Irma mengapresiasi kemudahan layanan BPJS Kesehatan kini dapat diakses hanya menggunakan Kartu Tanda Penduduk (KTP).

“Sekarang tidak perlu mencetak kartu. Peserta cukup menunjukkan NIK di KTP atau kartu keluarga (KK). Alternatif lain, peserta bisa mengunduh aplikasi Mobile JKN untuk menampilkan kartu digital,” jelasnya.

Kepala BPJS Kesehatan Kantor Prabumulih, Dwi Asmariyati, menambahkan bahwa setiap warga negara Indonesia maupun warga negara asing yang bekerja di Indonesia lebih dari enam bulan wajib terdaftar sebagai peserta JKN.

“Jangan menunggu sakit dulu baru mendaftar. Peserta non-PBI juga harus rutin membayar iuran tepat waktu.
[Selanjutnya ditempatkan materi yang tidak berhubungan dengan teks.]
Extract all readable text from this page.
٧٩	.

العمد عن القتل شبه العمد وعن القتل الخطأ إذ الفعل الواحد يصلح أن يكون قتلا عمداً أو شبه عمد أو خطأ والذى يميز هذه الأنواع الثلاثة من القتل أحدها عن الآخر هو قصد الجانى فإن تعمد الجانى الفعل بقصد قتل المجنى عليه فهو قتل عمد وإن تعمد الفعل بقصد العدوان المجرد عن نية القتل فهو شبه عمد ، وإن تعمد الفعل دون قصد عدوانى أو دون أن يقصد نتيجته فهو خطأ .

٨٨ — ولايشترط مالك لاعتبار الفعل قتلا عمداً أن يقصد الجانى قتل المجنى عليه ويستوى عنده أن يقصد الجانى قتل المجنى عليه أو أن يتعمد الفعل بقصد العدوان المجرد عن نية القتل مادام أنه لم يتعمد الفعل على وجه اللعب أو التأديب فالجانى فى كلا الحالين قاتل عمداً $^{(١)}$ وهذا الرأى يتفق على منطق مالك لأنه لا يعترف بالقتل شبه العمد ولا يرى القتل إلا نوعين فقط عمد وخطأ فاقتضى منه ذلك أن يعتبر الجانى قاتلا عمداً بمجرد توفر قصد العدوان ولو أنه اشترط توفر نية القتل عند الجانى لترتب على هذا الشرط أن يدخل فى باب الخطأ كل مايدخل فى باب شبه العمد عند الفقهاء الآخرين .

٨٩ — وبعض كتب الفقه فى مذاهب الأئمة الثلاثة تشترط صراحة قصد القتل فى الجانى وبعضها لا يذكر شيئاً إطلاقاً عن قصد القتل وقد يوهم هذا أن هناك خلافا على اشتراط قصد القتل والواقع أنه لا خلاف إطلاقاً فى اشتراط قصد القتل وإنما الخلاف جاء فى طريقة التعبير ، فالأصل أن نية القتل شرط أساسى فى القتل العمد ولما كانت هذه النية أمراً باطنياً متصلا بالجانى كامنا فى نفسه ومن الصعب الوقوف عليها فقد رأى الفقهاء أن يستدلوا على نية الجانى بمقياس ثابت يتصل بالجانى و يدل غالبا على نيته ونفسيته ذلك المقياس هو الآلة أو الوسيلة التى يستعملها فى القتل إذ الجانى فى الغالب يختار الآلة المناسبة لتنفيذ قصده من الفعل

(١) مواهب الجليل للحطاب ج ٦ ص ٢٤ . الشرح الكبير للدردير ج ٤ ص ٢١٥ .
Pembayaran kini lebih mudah melalui bank pemerintah, swasta, daerah, e-commerce, maupun merchant retail bekerja sama dengan BPJS Kesehatan,” kata Dwi.

Dwi juga menjelaskan, peserta dapat dengan mudah mengecek status kepesertaan dan iuran melalui aplikasi Mobile JKN atau layanan WhatsApp Pandawa di nomor 08118165165.

“Lewat aplikasi Mobile JKN, peserta juga bisa melakukan perubahan data seperti fasilitas kesehatan pertama (FKTP), alamat, nomor HP, dan email tanpa harus datang ke kantor BPJS,” tambahnya.

Melalui sosialisasi ini, BPJS Kesehatan dan Irma Suryani berharap masyarakat semakin sadar akan pentingnya perlindungan kesehatan dan segera memastikan kepesertaan JKN mereka aktif. (ril)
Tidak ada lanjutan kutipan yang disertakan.